What was it Blair used to say? What counts is what works.
‘He was asked if he had known then what he knows now about weapons of mass destruction, would he still have supported the invasion? Blair said something that is not popular today: that although we did not find WMDs when we went in, that does not mean that there had not been such weapons; they may have been spirited out in Russian convoys, just before we went in. (I believe this too.) And he noted that had we not gone in, Saddam would have restarted his programs; all the scientists and facilities were in place and just needed a go-ahead. (I heard this from an Iraqi physicist who defected to the US as well.)

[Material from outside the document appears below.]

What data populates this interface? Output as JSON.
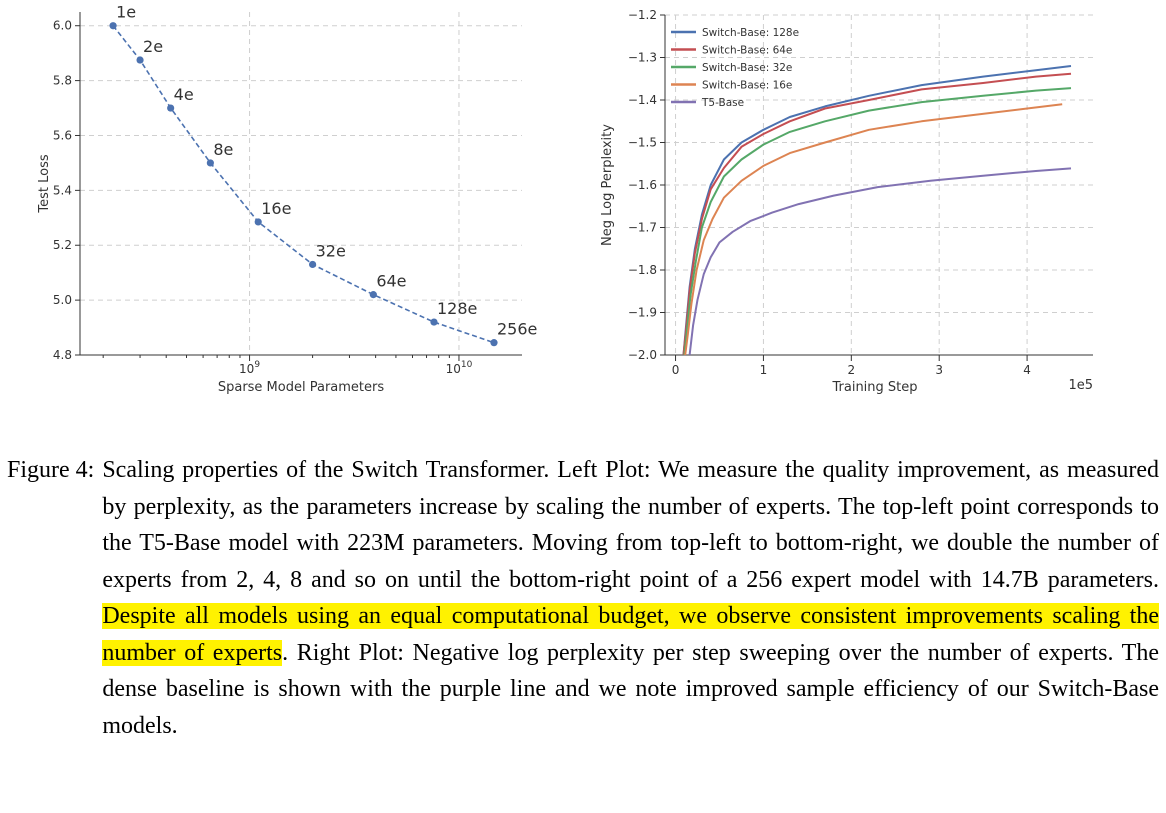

Blair obviously believes that all people deserve to have decent governance. I would like that too—but I don’t think we few can take on the billions of people living in ignorance who are not ready for participatory governance. But Blair is tireless.’
2. A review of A Journey. A step in the right direction, though still wrong about Iraq. Still, at least Blair is not described as a lying, warmongering villain, which is a start. Excerpt:
‘And so Blair was obviously a assured and remarkable leader and I don’t believe I’m exaggerating when i say that Britain misses him. Obama, Cameron and Brown all have had the opportunity to correct the west’s actions in the Middle East but none were brave enough to do something about it. It seems to me personally that Blair has been made a scapegoat by numerous deluded people who should probably look somewhere else for one. Tony Blair is essentially a good, honest family man, which is plain to see when reading this book.’
Sign the Ban Blair-Baiting petition here
“Mr. Blair is one of the finest politicians to have had the priviledge of serving the United Kingdom, and Britons are fortunate to have had him as their Prime Minister. Time will show that Mr. Blair’s approach to affairs in the Middle East were and remain correct. From a member of the Commonwealth, thank you, Mr. Blair, for your continued service to legitimate and lasting (and not convenient or politically expedient) freedom.”
AND – “Tony Blair was the greatest Prime Minister since Winston Churchill and the only regret I have he didn’t get my vote as I live in Canada.”
AND – ““I am sick and tired of television and radio interviewers asking the same old questions over and over, regarding the decision to go to war in Iraq, presumably they hope Mr Blair will let slip some secret information which they would then use against him. History will show if the decision was the right one, (I believe it was) but people must accept that Tony Blair is a honourable man, and made his decision based on the known facts and not with the benefit of 20/20 hindsight.”